The Department of Justice has abandoned its argument that charges made by a fired FBI translator are secret, paving the way for a court case involving charges of incompetence, poor security and possible espionage in the translation unit of the bureau’s Washington field office.
At issue are accusations by Sibel Edmonds, a contract translator for the FBI hired in the aftermath of the September 11, 2001, attacks.
Mrs. Edmonds, fluent in Turkish and in the Farsi language spoken in Iran, reported that many of those hired to work in the unit barely could speak English; that they left secure laptop computers lying around while they went to lunch; that they took classified material home; and that one co-worker had undeclared contacts with a foreign organization that was under FBI surveillance.
She said bureau operations — including counterterrorism — were compromised as a result.
Mrs. Edmonds is suing the FBI, saying she was fired for bringing to light these problems — which have been identified by several inquiries as significant contributing factors to the success of the September 11 plot.
The FBI repeatedly has tried to have her lawsuit thrown out, saying it cannot be heard without jeopardizing national security.
In two unclassified briefings for congressional staff in June and July 2002, senior FBI officials acknowledged the truth of a number of Mrs. Edmonds’ accusations, including those against co-worker Melek Can Dickerson, who had worked for an organization that was the target of surveillance in a counterintelligence probe until she joined the bureau in October 2001
Sens. Patrick J. Leahy, Vermont Democrat, and Charles E. Grassley, Iowa Republican, wrote letters laying out Mrs. Edmonds’ charges to the Department of Justice inspector general. Those letters were made public by the senators.

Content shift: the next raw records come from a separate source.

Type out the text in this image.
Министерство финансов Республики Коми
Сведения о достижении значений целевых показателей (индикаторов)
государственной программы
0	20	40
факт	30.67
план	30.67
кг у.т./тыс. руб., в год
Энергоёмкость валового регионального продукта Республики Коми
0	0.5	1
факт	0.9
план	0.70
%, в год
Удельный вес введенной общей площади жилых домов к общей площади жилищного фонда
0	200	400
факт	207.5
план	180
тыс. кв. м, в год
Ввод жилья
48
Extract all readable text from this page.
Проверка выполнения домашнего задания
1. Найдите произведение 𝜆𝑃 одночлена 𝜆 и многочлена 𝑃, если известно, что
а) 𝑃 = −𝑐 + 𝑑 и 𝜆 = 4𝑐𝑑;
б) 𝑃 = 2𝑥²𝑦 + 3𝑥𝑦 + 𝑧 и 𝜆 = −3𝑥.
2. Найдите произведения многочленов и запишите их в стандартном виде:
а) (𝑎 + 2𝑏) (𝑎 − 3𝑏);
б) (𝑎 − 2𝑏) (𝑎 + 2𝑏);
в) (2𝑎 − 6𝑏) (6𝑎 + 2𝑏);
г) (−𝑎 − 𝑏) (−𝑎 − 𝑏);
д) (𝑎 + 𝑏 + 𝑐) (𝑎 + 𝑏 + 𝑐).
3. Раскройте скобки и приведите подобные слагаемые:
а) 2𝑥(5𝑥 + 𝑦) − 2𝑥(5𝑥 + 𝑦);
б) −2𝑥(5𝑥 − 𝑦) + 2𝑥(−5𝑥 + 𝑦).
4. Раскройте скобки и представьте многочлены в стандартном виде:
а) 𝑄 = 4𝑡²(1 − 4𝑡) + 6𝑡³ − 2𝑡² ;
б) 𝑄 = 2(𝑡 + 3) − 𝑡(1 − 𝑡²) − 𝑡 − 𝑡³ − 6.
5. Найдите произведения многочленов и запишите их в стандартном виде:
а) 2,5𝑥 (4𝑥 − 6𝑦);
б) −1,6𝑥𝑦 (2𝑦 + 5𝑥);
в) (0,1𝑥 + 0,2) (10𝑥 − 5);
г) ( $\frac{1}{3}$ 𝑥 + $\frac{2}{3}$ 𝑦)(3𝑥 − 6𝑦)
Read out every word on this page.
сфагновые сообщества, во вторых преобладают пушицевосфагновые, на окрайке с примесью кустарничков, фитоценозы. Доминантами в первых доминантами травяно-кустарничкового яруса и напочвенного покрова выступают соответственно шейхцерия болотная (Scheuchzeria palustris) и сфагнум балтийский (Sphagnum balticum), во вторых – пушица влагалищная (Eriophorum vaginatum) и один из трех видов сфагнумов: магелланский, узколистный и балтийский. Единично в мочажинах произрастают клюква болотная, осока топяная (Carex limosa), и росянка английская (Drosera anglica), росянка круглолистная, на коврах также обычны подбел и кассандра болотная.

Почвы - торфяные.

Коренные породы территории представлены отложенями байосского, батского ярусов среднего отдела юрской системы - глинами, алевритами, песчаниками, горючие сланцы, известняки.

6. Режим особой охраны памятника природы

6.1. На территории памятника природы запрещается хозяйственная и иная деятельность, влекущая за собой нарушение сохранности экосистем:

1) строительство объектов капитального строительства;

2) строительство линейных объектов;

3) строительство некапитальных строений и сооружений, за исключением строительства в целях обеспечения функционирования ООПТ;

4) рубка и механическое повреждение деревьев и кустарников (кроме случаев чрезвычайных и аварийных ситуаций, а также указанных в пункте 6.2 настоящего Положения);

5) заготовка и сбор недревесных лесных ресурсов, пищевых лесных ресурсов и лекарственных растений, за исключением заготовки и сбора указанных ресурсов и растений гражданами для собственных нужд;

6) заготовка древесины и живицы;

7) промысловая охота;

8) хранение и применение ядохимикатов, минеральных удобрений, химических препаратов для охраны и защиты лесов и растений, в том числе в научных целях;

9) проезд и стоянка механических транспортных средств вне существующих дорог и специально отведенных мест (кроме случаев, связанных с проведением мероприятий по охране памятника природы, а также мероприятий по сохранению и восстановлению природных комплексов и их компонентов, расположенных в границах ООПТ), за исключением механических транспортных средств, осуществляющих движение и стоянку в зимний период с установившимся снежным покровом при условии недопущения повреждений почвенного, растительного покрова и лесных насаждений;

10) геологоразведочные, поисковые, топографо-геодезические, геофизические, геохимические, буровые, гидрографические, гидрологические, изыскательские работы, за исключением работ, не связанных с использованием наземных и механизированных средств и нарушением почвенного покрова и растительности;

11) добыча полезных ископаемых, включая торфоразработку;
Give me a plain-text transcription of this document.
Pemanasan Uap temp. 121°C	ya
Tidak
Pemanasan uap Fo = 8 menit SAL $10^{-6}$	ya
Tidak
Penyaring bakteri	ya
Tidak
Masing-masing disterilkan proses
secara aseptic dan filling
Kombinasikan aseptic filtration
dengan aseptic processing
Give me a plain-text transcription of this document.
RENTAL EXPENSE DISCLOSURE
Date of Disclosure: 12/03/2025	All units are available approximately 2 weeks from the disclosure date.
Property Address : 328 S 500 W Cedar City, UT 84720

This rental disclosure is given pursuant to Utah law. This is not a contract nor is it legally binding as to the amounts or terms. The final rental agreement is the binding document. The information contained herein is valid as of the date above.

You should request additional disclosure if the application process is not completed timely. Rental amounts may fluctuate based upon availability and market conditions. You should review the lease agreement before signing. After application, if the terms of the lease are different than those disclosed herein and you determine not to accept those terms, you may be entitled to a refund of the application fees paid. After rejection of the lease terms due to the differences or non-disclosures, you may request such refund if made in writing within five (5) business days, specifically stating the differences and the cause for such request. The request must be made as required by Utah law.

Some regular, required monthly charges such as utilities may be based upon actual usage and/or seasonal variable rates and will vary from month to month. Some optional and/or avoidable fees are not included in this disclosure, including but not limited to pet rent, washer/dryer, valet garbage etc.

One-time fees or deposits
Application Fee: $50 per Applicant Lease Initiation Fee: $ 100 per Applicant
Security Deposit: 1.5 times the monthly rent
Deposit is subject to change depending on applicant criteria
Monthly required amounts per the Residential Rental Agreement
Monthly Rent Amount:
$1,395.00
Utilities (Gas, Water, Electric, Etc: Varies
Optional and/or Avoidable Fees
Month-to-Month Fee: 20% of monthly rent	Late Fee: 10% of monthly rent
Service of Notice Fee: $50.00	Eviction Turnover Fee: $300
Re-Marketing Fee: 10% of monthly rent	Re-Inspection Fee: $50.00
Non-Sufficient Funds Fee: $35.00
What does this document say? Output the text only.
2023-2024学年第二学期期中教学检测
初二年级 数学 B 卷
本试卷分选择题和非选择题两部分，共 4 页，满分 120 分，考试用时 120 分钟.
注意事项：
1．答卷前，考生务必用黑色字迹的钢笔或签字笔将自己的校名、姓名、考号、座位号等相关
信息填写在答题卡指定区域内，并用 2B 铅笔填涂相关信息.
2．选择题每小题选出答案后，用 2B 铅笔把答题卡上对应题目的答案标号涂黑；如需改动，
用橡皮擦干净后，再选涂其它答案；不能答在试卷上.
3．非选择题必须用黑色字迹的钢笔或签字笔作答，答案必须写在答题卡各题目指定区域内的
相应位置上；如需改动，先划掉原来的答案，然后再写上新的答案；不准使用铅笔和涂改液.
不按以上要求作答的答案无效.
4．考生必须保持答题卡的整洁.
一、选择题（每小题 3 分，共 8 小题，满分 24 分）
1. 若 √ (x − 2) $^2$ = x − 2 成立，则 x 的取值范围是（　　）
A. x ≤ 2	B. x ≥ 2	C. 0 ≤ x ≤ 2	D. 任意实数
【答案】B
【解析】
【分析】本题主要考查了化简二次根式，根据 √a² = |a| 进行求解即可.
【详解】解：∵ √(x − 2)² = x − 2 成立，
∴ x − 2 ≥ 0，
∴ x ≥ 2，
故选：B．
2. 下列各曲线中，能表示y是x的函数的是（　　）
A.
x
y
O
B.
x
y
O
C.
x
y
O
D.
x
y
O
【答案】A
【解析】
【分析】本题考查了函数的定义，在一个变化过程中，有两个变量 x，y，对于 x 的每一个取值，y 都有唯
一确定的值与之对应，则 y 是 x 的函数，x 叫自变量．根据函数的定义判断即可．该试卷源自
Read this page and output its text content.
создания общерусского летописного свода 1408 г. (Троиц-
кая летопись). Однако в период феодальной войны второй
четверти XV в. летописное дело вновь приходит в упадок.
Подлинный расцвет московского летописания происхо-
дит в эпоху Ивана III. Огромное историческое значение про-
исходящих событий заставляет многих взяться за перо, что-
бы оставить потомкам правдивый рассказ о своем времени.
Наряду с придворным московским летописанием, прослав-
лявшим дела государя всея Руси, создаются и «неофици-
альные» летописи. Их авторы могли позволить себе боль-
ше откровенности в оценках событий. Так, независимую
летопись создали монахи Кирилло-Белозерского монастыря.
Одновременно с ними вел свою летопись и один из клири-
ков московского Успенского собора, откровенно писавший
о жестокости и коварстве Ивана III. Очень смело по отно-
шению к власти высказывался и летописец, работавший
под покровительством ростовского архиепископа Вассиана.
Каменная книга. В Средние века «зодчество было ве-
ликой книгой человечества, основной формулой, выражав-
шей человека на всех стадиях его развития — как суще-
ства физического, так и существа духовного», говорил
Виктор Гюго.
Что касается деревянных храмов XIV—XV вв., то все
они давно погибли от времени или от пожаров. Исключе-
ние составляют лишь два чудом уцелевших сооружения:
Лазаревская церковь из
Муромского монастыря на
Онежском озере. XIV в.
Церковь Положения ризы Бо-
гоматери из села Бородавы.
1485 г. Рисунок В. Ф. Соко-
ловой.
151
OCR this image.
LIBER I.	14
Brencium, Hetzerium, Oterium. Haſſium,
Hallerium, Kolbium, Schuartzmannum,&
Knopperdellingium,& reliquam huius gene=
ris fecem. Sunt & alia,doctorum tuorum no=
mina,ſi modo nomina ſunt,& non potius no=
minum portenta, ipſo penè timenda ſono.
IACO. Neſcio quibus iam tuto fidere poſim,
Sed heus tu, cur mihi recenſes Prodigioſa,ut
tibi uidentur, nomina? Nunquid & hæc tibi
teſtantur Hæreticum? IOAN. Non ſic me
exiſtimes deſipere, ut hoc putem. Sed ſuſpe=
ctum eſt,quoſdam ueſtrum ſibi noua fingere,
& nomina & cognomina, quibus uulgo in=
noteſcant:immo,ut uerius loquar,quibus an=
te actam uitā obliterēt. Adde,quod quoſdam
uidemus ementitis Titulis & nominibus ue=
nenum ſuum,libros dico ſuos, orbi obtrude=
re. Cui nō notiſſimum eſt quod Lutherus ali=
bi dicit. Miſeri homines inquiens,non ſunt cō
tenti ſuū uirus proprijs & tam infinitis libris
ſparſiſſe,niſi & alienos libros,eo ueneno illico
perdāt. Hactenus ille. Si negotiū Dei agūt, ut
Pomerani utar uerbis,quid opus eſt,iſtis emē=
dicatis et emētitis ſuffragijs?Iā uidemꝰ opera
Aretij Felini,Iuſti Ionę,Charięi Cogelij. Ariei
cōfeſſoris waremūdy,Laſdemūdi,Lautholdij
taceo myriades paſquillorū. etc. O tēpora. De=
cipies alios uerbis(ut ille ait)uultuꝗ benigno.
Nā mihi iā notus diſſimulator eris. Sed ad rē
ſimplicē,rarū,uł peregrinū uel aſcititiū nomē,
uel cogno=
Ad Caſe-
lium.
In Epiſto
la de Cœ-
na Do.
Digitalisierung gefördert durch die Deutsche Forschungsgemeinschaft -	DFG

In April, in response to a court request to produce the documents on which those briefings were based, the FBI said it regarded much of the material discussed there as classified and asserted the rarely used “state secrets privilege” to say Mrs. Edmonds’ case could not be heard.
“The timing of this strongly suggests that it was a litigation strategy,” said Michael Kirkpatrick, an attorney with the watchdog Public Citizen, who sued the FBI to obtain the release of the documents. “There was never any indication that this information was secret until the court ordered it handed over. This was done to gain a litigation advantage [for the department] and to shield them from embarrassment and congressional scrutiny.”
Last week, the FBI withdrew its claim about the congressional briefings.
“We have stated that the information in those [letters from Mr. Leahy and Mr. Grassley] is … not classified,” Justice Department spokesman Charles Miller said yesterday.
He declined to say what effect this might have on the department’s assertion of the “state secrets privilege,” but added that the department’s attorneys tomorrowwould be filing papers in the case that might make its position clearer.
But the American Civil Liberties Union, which has since joined Mrs. Edmonds’ case, said the collapse of the claim that the briefings were secret was a huge blow to the Justice Department’s efforts to keep the case out of court.
“I do not see how they can continue to claim with a straight face that this case cannot go forward now that so much information about her allegations is in the public domain,” ACLU attorney Ann Beeson said.